Training Generative AI Models on Copyrighted Works Is Fair Use - Change My Mind

commie@lemmy.dbzer0.com to Technology@lemmy.world – 47 points –
mastodon.lawprofs.org

I fucked with the title a bit. What i linked to was actually a mastodon post linking to an actual thing. but in my defense, i found it because cory doctorow boosted it, so, in a way, i am providing the original source here.

please argue. please do not remove.

101

You are viewing a single comment

Every web request costs someone money. If you aren't paying them you are being provided a service. They've given you knowledge/ material in their possession free of charge. You are taking advantage of that good will by using the content for purposes not intended. That is a moral failing.

To be clear the ownership of the material is not important, just the access is immoral, as the harm is already done.

Ill add the caveat that it can be moral if they've specifically told you you can via the websites robot.txt file which websites of consequence all have.

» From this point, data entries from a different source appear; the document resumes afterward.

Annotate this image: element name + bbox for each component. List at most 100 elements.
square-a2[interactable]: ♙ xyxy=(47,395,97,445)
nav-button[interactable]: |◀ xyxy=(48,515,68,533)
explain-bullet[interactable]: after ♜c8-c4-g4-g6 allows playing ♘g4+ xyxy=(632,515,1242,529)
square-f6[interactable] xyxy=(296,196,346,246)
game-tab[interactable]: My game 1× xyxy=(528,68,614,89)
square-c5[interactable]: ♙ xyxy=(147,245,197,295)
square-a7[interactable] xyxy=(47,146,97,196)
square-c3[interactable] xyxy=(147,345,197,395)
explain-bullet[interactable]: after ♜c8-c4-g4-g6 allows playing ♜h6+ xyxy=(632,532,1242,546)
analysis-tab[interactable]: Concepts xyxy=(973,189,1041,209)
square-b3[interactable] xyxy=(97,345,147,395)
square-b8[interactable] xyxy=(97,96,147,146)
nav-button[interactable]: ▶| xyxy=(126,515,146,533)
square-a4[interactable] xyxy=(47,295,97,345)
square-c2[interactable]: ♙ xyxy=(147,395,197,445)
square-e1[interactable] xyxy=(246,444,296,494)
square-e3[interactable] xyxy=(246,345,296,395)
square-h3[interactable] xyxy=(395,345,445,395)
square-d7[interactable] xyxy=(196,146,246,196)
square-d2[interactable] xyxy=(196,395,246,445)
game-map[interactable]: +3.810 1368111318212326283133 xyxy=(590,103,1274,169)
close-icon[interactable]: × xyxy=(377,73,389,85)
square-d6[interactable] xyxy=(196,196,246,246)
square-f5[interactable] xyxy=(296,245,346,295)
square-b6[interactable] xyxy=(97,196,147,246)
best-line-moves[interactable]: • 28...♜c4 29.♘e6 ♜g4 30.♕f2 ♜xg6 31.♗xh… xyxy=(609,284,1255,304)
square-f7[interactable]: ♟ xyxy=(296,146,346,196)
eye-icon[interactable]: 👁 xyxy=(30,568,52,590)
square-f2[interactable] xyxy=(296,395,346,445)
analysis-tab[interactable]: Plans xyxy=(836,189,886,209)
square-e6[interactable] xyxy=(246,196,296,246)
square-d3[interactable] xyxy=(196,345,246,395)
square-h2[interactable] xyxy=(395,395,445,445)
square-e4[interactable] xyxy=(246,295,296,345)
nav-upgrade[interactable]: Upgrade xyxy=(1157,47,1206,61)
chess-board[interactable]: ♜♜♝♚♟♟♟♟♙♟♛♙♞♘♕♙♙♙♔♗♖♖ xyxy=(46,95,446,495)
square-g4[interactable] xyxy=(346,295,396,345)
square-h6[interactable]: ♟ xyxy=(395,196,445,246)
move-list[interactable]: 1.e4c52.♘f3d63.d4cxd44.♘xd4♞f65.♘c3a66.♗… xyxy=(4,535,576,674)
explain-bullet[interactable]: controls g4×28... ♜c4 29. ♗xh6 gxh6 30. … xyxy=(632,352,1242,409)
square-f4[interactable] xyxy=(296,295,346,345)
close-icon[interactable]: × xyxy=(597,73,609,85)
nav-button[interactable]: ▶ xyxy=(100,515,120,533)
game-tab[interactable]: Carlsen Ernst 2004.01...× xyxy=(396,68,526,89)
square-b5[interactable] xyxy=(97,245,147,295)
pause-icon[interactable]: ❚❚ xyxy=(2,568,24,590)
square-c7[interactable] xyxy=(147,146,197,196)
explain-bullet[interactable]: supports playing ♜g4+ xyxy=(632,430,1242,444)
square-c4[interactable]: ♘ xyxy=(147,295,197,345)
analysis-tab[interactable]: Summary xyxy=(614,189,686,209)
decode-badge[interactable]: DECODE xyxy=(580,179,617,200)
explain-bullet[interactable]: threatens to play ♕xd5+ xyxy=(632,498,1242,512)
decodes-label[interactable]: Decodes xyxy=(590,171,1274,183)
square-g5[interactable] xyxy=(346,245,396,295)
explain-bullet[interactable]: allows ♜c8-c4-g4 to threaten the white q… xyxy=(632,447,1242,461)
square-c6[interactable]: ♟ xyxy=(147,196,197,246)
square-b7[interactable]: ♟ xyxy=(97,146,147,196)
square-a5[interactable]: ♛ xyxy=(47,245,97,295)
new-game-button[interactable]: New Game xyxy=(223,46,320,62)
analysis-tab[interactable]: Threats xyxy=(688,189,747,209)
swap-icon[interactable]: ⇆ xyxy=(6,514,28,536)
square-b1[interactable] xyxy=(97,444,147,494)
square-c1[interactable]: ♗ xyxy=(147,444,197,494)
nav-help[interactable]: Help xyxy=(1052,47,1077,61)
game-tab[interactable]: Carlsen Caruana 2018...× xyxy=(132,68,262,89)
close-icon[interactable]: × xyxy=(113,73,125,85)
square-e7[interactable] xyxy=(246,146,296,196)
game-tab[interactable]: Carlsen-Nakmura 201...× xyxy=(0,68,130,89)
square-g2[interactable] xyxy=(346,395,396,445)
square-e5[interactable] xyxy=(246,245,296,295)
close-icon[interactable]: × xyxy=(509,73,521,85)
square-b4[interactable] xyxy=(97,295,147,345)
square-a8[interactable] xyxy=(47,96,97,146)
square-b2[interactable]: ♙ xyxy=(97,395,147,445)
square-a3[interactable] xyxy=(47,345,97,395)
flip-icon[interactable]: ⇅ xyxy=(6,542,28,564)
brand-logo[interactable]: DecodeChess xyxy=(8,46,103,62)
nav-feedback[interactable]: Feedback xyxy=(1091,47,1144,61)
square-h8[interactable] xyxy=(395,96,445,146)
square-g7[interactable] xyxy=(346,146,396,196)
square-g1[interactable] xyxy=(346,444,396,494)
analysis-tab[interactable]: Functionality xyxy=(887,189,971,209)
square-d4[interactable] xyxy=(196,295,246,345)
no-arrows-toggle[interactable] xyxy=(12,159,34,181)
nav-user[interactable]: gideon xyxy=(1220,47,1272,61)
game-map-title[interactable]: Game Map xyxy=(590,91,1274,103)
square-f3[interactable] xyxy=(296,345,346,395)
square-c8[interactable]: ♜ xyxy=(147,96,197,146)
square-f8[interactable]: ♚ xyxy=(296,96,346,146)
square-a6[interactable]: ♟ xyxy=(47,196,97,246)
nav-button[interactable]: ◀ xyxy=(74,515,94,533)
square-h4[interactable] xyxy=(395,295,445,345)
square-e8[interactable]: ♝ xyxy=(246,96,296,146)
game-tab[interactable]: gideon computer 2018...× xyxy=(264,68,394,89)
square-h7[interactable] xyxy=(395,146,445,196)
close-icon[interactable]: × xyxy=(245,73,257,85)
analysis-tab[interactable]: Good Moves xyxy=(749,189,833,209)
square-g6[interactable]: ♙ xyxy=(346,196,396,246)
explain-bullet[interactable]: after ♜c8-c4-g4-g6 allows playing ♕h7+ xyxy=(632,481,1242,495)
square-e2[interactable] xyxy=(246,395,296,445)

But the assumption has to be they don't intend this because that is how consent works.

They've given you knowledge/ material in their possession free of charge.

this is a very common human activity

You asked if it's moral, this is irrelevant

You asked if it’s moral

I did not

The original post in this chain talked about ethics, I was continuing that conversation.

In terms of free use, I feel the collection/aggregation of the data is a work in itself. You are taking a greater portion than the author specified you can take. Courts have ruled this does not constitute free use when people used yahoo's market data. How is it any different now when people are using orders of magnitudes more data.

You are taking advantage of that good will by using the content for purposes not intended. That is a moral failing.

only if there were so e sort of agreement about what the acceptable uses are and what is not acceptable.

That's exactly what robot.txt is... they spell out that they don't want you to access this site with an automated system.

right. so hiring 50 college kids to manually visit every page and cache it for study is fine.

That would probably be more expensive than just paying companies. But it is morally different because a human did visit their website so their good will was not violated as they expressed this consent when they published the website.

the assumption has to be they don't intend this

why? if someone publishes something on port 80, why should I ever assume they mean anything but for me to have and use that data?

Because there is a standard way for people to make their consent known. Just because you ignore someone withholding you consent doesn't mean you are free morally.

I'd say it is immoral not to share useful information with other people.

If you aren't paying them you are being provided a service.

if you ARE paying them, you're being provided a service, too

Yes I agree your use style could be immoral based on the agreement your transaction specifies. But if you've agreed your payment is to access their material then you have consent.